L’alerte ne concerne pas seulement les terres émergées. Les océans, eux aussi, s’approchent de seuils jamais vus. En avril dernier, la température de surface des mers frôlait déjà le record de l’année précédente, et mai devrait voir l’établissement de nouveaux pics. Ces signaux sont particulièrement préoccupants, car les océans jouent un rôle central dans la régulation du climat terrestre.

Des vagues de chaleur marines inédites

De vastes zones du Pacifique, du centre équatorial jusqu’aux côtes occidentales des États-Unis et du Mexique, subissent actuellement des vagues de chaleur marines sans précédent. El Niño, phénomène climatique naturel du Pacifique, débute habituellement au printemps et modifie progressivement les régimes météorologiques mondiaux dans les mois qui suivent.

Ses effets varient fortement selon les régions : il peut provoquer des sécheresses sévères en Indonésie tout en entraînant des pluies diluviennes et des inondations au Pérou. La dernière occurrence de ce phénomène a eu lieu entre 2023 et 2024.

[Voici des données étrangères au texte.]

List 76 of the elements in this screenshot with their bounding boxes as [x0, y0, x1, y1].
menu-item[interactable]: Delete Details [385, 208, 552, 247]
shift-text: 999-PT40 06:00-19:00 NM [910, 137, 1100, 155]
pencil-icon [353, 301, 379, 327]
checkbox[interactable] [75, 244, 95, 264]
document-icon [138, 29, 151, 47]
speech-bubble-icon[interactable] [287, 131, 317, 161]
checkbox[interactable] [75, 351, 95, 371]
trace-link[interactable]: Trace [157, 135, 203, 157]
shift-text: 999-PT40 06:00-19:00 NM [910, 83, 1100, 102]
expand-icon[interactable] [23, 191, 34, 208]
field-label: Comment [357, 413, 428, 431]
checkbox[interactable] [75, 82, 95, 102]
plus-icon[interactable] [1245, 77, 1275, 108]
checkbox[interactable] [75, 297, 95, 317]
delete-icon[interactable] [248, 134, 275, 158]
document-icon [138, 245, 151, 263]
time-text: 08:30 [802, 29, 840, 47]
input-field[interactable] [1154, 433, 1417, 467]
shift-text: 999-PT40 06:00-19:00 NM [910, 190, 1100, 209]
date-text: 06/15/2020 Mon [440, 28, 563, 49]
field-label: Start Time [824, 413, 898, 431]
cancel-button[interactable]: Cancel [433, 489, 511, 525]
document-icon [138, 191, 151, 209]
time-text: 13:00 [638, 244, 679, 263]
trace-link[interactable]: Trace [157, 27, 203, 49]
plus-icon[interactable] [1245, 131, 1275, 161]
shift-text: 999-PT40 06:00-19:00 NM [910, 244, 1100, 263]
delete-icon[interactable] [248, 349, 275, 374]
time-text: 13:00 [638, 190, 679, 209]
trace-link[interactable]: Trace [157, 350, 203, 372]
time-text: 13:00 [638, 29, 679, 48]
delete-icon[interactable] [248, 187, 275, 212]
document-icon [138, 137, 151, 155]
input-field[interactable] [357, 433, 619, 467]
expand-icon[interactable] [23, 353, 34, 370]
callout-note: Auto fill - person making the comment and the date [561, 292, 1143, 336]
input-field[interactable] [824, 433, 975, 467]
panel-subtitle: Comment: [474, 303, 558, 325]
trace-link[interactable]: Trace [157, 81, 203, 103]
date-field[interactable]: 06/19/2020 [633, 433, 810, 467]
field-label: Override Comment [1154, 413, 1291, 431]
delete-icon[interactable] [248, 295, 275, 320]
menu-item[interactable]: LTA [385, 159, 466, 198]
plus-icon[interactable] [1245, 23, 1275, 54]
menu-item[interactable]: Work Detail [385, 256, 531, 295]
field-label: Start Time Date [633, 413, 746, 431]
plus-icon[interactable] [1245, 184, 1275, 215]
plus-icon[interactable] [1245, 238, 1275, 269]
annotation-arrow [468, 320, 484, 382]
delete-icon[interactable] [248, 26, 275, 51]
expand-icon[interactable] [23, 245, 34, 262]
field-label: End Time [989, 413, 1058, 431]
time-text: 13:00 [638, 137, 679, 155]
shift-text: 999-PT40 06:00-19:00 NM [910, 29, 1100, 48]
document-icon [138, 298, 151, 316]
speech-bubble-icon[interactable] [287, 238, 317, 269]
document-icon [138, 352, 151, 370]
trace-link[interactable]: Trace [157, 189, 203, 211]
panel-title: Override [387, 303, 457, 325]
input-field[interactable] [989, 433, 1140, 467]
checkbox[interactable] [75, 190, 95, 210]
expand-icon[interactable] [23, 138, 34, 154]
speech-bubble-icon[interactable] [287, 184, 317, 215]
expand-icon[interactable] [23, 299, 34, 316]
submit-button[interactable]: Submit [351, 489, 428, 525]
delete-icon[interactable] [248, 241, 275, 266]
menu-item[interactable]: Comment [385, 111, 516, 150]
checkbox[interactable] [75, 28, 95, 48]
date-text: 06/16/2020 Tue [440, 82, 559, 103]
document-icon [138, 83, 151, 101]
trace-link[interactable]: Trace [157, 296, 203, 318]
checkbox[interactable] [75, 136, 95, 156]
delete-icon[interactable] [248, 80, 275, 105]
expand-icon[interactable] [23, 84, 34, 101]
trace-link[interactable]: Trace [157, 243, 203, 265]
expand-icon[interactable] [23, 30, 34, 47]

Un risque accru selon l’OMM

L’Organisation météorologique mondiale (OMM) estime que la probabilité d’un retour d’El Niño entre mai et juillet est désormais élevée, notamment en raison du recul du phénomène inverse, La Niña. Ces prévisions s’appuient sur la hausse des températures de l’eau dans des zones spécifiques du Pacifique.

Mais le défi majeur réside dans le fait que ce phénomène naturel ne se produit plus dans un contexte climatique normal. Il coïncide désormais avec le réchauffement climatique d’origine humaine. La combustion de combustibles fossiles – pétrole, charbon, gaz – libère d’importantes quantités de dioxyde de carbone, renforçant l’effet de serre et faisant grimper les températures mondiales.

L’interaction entre un phénomène naturel comme El Niño et le changement climatique provoqué par l’homme pourrait ainsi accélérer la hausse des températures à un rythme inédit, suscitant des inquiétudes croissantes pour l’avenir climatique de la planète.